Le porte-parole a ensuite réaffirmé la position de Cotonou. « Il ne sera pas superfétatoire de réitérer que la conviction du gouvernement, c’est qu’à un moment ou à un autre, nos frères du Niger comprendront que le Bénin n’est pas leur ennemi et que les relations vont se normaliser. Nous n’avons aucun doute là-dessus ».
« Nous sommes contre la déstabilisation du Niger hier, aujourd’hui et demain »
Wilfried Houngbédji a insisté sur la constance de la posture béninoise. « Pour les mêmes raisons qui ont fait qu’hier nous étions contre la déstabilisation du Niger, pour ces mêmes, nous sommes contre la déstabilisation du Niger aujourd’hui et nous le serons demain ».
Il a rappelé les liens historiques et humains entre les deux pays : « Ce sont nos frères, nos parents, les populations sont les mêmes de part et d’autres des frontières et nous avons vocation à coexister pacifiquement pour le bien de nos pays, pour le bien de nos populations. Et telle est la philosophie du Bénin ».

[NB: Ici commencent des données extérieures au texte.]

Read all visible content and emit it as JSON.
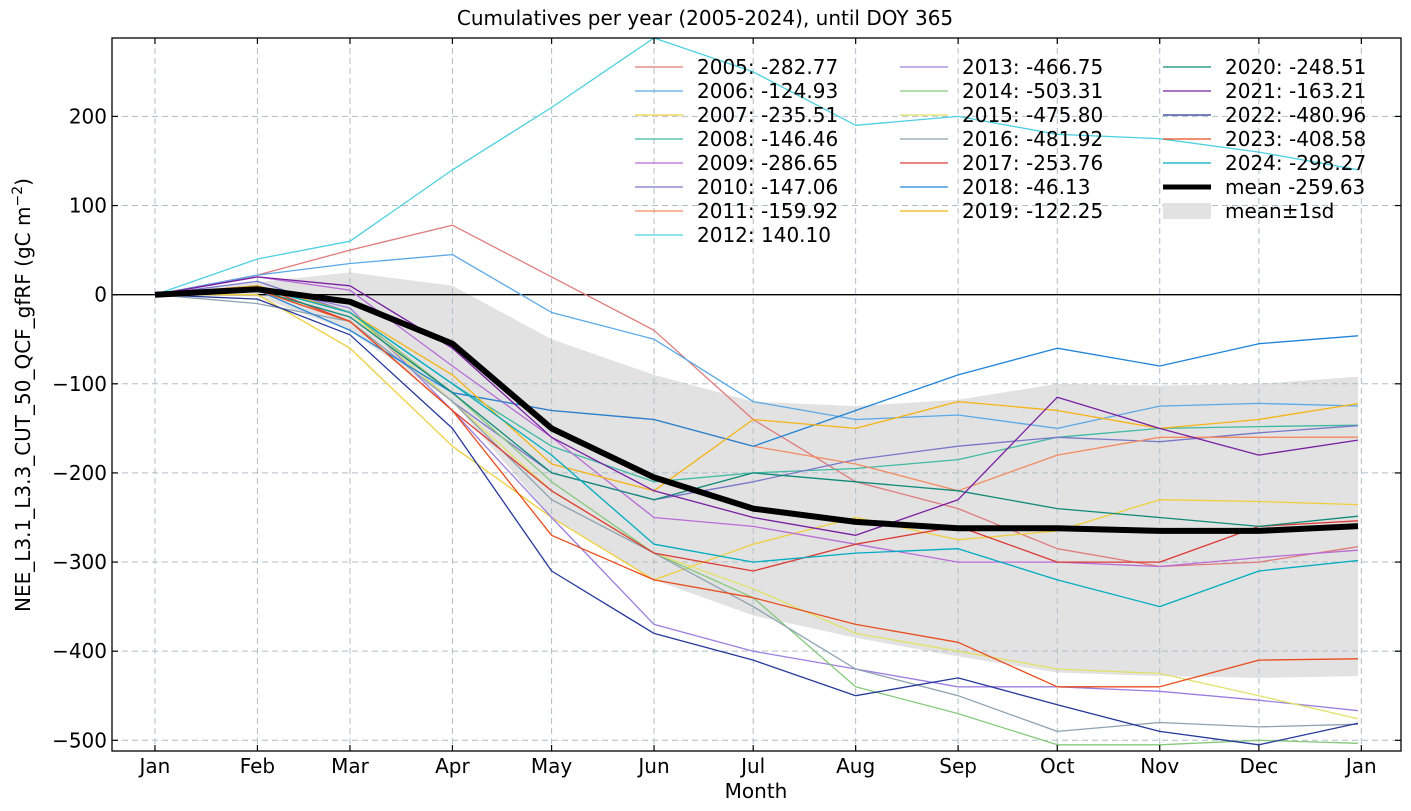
{
  "chart_data": {
    "type": "line",
    "title": "Cumulatives per year (2005-2024), until DOY 365",
    "xlabel": "Month",
    "ylabel": "NEE_L3.1_L3.3_CUT_50_QCF_gfRF  (gC m",
    "ylabel_exp": "−2",
    "ylabel_close": ")",
    "x_unit": "day of year",
    "xlim": [
      -12,
      378
    ],
    "ylim": [
      -512,
      288
    ],
    "x_ticks": [
      {
        "label": "Jan",
        "value": 1
      },
      {
        "label": "Feb",
        "value": 32
      },
      {
        "label": "Mar",
        "value": 60
      },
      {
        "label": "Apr",
        "value": 91
      },
      {
        "label": "May",
        "value": 121
      },
      {
        "label": "Jun",
        "value": 152
      },
      {
        "label": "Jul",
        "value": 182
      },
      {
        "label": "Aug",
        "value": 213
      },
      {
        "label": "Sep",
        "value": 244
      },
      {
        "label": "Oct",
        "value": 274
      },
      {
        "label": "Nov",
        "value": 305
      },
      {
        "label": "Dec",
        "value": 335
      },
      {
        "label": "Jan",
        "value": 366
      }
    ],
    "y_ticks": [
      {
        "label": "−500",
        "value": -500
      },
      {
        "label": "−400",
        "value": -400
      },
      {
        "label": "−300",
        "value": -300
      },
      {
        "label": "−200",
        "value": -200
      },
      {
        "label": "−100",
        "value": -100
      },
      {
        "label": "0",
        "value": 0
      },
      {
        "label": "100",
        "value": 100
      },
      {
        "label": "200",
        "value": 200
      }
    ],
    "grid": true,
    "legend_position": "top-right",
    "x": [
      1,
      32,
      60,
      91,
      121,
      152,
      182,
      213,
      244,
      274,
      305,
      335,
      365
    ],
    "series": [
      {
        "name": "2005",
        "label": "2005: -282.77",
        "color": "#e07b7b",
        "values": [
          0,
          22,
          50,
          78,
          20,
          -40,
          -140,
          -210,
          -240,
          -285,
          -305,
          -300,
          -282.77
        ]
      },
      {
        "name": "2006",
        "label": "2006: -124.93",
        "color": "#5aa8e6",
        "values": [
          0,
          22,
          35,
          45,
          -20,
          -50,
          -120,
          -140,
          -135,
          -150,
          -125,
          -122,
          -124.93
        ]
      },
      {
        "name": "2007",
        "label": "2007: -235.51",
        "color": "#f0cf3c",
        "values": [
          0,
          0,
          -60,
          -170,
          -250,
          -320,
          -280,
          -250,
          -275,
          -265,
          -230,
          -232,
          -235.51
        ]
      },
      {
        "name": "2008",
        "label": "2008: -146.46",
        "color": "#3fb9a3",
        "values": [
          0,
          8,
          -20,
          -100,
          -170,
          -210,
          -200,
          -195,
          -185,
          -160,
          -150,
          -148,
          -146.46
        ]
      },
      {
        "name": "2009",
        "label": "2009: -286.65",
        "color": "#b86cd6",
        "values": [
          0,
          20,
          5,
          -80,
          -160,
          -250,
          -260,
          -280,
          -300,
          -300,
          -305,
          -295,
          -286.65
        ]
      },
      {
        "name": "2010",
        "label": "2010: -147.06",
        "color": "#7a77c8",
        "values": [
          0,
          15,
          -20,
          -120,
          -200,
          -230,
          -210,
          -185,
          -170,
          -160,
          -165,
          -155,
          -147.06
        ]
      },
      {
        "name": "2011",
        "label": "2011: -159.92",
        "color": "#f38a60",
        "values": [
          0,
          10,
          -20,
          -110,
          -130,
          -140,
          -170,
          -190,
          -220,
          -180,
          -160,
          -160,
          -159.92
        ]
      },
      {
        "name": "2012",
        "label": "2012: 140.10",
        "color": "#4dd0e1",
        "values": [
          0,
          40,
          60,
          140,
          210,
          288,
          250,
          190,
          200,
          180,
          175,
          160,
          140.1
        ]
      },
      {
        "name": "2013",
        "label": "2013: -466.75",
        "color": "#9c7ee0",
        "values": [
          0,
          10,
          -15,
          -130,
          -250,
          -370,
          -400,
          -420,
          -440,
          -440,
          -445,
          -455,
          -466.75
        ]
      },
      {
        "name": "2014",
        "label": "2014: -503.31",
        "color": "#86c97d",
        "values": [
          0,
          10,
          -20,
          -110,
          -210,
          -290,
          -340,
          -440,
          -470,
          -505,
          -505,
          -500,
          -503.31
        ]
      },
      {
        "name": "2015",
        "label": "2015: -475.80",
        "color": "#e1e16a",
        "values": [
          0,
          10,
          -20,
          -120,
          -220,
          -290,
          -330,
          -380,
          -400,
          -420,
          -425,
          -450,
          -475.8
        ]
      },
      {
        "name": "2016",
        "label": "2016: -481.92",
        "color": "#8ea2b0",
        "values": [
          0,
          -10,
          -30,
          -120,
          -230,
          -290,
          -350,
          -420,
          -450,
          -490,
          -480,
          -485,
          -481.92
        ]
      },
      {
        "name": "2017",
        "label": "2017: -253.76",
        "color": "#dc3a34",
        "values": [
          0,
          10,
          -30,
          -130,
          -220,
          -290,
          -310,
          -280,
          -260,
          -300,
          -300,
          -260,
          -253.76
        ]
      },
      {
        "name": "2018",
        "label": "2018: -46.13",
        "color": "#1f84d8",
        "values": [
          0,
          5,
          -40,
          -110,
          -130,
          -140,
          -170,
          -130,
          -90,
          -60,
          -80,
          -55,
          -46.13
        ]
      },
      {
        "name": "2019",
        "label": "2019: -122.25",
        "color": "#f5b414",
        "values": [
          0,
          10,
          -20,
          -90,
          -190,
          -220,
          -140,
          -150,
          -120,
          -130,
          -150,
          -140,
          -122.25
        ]
      },
      {
        "name": "2020",
        "label": "2020: -248.51",
        "color": "#0f8a78",
        "values": [
          0,
          5,
          -25,
          -110,
          -200,
          -230,
          -200,
          -210,
          -220,
          -240,
          -250,
          -260,
          -248.51
        ]
      },
      {
        "name": "2021",
        "label": "2021: -163.21",
        "color": "#7a1fa2",
        "values": [
          0,
          20,
          10,
          -60,
          -160,
          -220,
          -250,
          -270,
          -230,
          -115,
          -150,
          -180,
          -163.21
        ]
      },
      {
        "name": "2022",
        "label": "2022: -480.96",
        "color": "#26389a",
        "values": [
          0,
          -5,
          -45,
          -150,
          -310,
          -380,
          -410,
          -450,
          -430,
          -460,
          -490,
          -505,
          -480.96
        ]
      },
      {
        "name": "2023",
        "label": "2023: -408.58",
        "color": "#ea4c1c",
        "values": [
          0,
          5,
          -30,
          -130,
          -270,
          -320,
          -340,
          -370,
          -390,
          -440,
          -440,
          -410,
          -408.58
        ]
      },
      {
        "name": "2024",
        "label": "2024: -298.27",
        "color": "#00acc1",
        "values": [
          0,
          8,
          -20,
          -100,
          -180,
          -280,
          -300,
          -290,
          -285,
          -320,
          -350,
          -310,
          -298.27
        ]
      }
    ],
    "mean": {
      "label": "mean -259.63",
      "color": "#000000",
      "values": [
        0,
        6,
        -8,
        -55,
        -150,
        -205,
        -240,
        -255,
        -262,
        -262,
        -265,
        -265,
        -259.63
      ]
    },
    "sd_band": {
      "label": "mean±1sd",
      "color": "#e2e2e2",
      "upper": [
        0,
        14,
        25,
        10,
        -50,
        -90,
        -120,
        -125,
        -118,
        -100,
        -102,
        -100,
        -92
      ],
      "lower": [
        0,
        -2,
        -41,
        -120,
        -250,
        -320,
        -360,
        -385,
        -406,
        -424,
        -428,
        -430,
        -428
      ]
    }
  }
}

En conclusion, le ministre a espéré que « on ne reviendra pas nous dire encore demain, après-demain, que le Bénin manœuvre pour des objectifs du genre », des accusations dans lesquelles, selon lui, « évidemment, nous ne nous retrouvons nullement ».
Les faits
Dans la nuit du 28 au 29 août 2026, des tirs ont retenti près de la base aérienne 101 de Niamey, un site stratégique qui abrite un stock d’oxyde d’uranium. Le lendemain, le ministère de la Défense a présenté l’incident comme un « mouvement d’humeur » interne, sans évoquer l’aéroport ni la présidence. Peu après, une dizaine de jeunes militaires, présentés comme les présumés auteurs du coup, ont été arrêtés.
Le mardi 1er septembre, le capitaine Roger Gabriel, commandant de compagnie au 1er Bataillon parachutiste du camp Bagadaji, est intervenu à la télévision nationale RTN. Il affirme ne pas avoir participé aux évènements et dit avoir reçu pour mission de sécuriser son camp puis le deuxième pont de Niamey.
C’est après, selon lui, qu’il a été approché. Le capitaine rapporte avoir reçu des appels et messages présentés comme des marques de soutien aux militaires retranchés à la base 101. Il cite nommément un officier tchadien, le colonel Hassan Adoum, qu’il dit avoir eu deux fois au téléphone. D’après son récit, ce dernier aurait évoqué une possible intervention conduite depuis le Tchad avec l’appui de forces spéciales françaises.
Le même officier mentionne également des appels manqués en provenance de France, de Dubaï et de Belgique, ainsi que des messages évoquant une disponibilité des « partenaires français ». Il ajoute avoir été contacté par des proches de l’ex-président Mohamed Bazoum qui auraient fait référence à une cellule de crise au Bénin et à un accord de la CEDEAO. Hormis le Bénin, le Président Tchadien Mahamat Idriss Déby Itno avait déjà également réagi, rejetant en bloc les accusations formulées à son encontre.